Redigida pelo Ministério da Justiça e Segurança Pública, a proposta recebeu ajustes finais da Secretaria de Comunicação da Presidência antes de seguir para o Legislativo. A iniciativa surge após a Operação Contenção, realizada no Rio de Janeiro, que resultou em 121 mortes.
Penas mais duras
O texto cria o tipo penal de “organização criminosa qualificada”, com pena de até 30 anos de reclusão para líderes e integrantes. Para a “organização criminosa” simples, a punição passa de 3 a 8 anos para 5 a 10 anos. Em casos qualificados — como aliciamento de menores, envolvimento de servidores públicos, domínio territorial ou prisional, uso de armas de fogo restritas ou morte de agente de segurança — a pena poderá ser aumentada de dois terços ao dobro. O crime qualificado também será considerado hediondo e, portanto, inafiançável.

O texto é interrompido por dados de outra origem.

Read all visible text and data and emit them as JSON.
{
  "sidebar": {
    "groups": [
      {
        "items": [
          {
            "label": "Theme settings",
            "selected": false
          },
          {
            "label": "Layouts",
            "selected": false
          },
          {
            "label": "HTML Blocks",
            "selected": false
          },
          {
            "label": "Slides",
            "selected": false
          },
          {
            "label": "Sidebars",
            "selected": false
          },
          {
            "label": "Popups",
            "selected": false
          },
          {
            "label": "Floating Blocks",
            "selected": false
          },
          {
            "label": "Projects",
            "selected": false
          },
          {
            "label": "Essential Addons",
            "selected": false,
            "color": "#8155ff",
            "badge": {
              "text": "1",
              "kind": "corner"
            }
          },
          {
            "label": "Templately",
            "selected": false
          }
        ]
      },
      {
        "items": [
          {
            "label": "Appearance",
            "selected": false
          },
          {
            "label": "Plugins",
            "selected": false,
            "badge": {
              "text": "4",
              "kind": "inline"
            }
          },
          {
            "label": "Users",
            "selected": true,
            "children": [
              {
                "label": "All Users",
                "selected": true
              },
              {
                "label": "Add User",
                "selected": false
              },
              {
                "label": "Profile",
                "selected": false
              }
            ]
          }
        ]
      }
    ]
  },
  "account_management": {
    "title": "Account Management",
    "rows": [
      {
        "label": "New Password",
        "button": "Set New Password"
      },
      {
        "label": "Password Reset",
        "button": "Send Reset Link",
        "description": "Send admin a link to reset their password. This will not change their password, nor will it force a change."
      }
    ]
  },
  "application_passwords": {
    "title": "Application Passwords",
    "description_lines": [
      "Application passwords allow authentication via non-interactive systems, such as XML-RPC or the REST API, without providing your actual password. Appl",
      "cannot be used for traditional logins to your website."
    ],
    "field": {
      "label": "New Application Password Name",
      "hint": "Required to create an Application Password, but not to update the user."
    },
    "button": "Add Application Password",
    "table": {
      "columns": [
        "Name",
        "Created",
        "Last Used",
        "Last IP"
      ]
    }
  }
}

Estrangulamento financeiro
A proposta prevê mecanismos para acelerar o bloqueio de recursos das facções, autorizando a apreensão de bens, direitos ou valores durante o inquérito sempre que houver indício de origem ilícita.
Infiltração e monitoramento
O projeto autoriza a infiltração de policiais e colaboradores em organizações criminosas e permite a criação de pessoas jurídicas fictícias para facilitar essas operações. Também libera o monitoramento de encontros entre presos provisórios ou condenados ligados a facções.
Banco nacional de dados
Será criado um banco de dados nacional com informações detalhadas sobre membros de facções, incluindo perfil genético (DNA), para apoiar investigações e rastreamento.
Após a assinatura presidencial, o texto segue para análise de deputados e senadores, que deverão apreciá-lo em prazo reduzido devido ao caráter de urgência.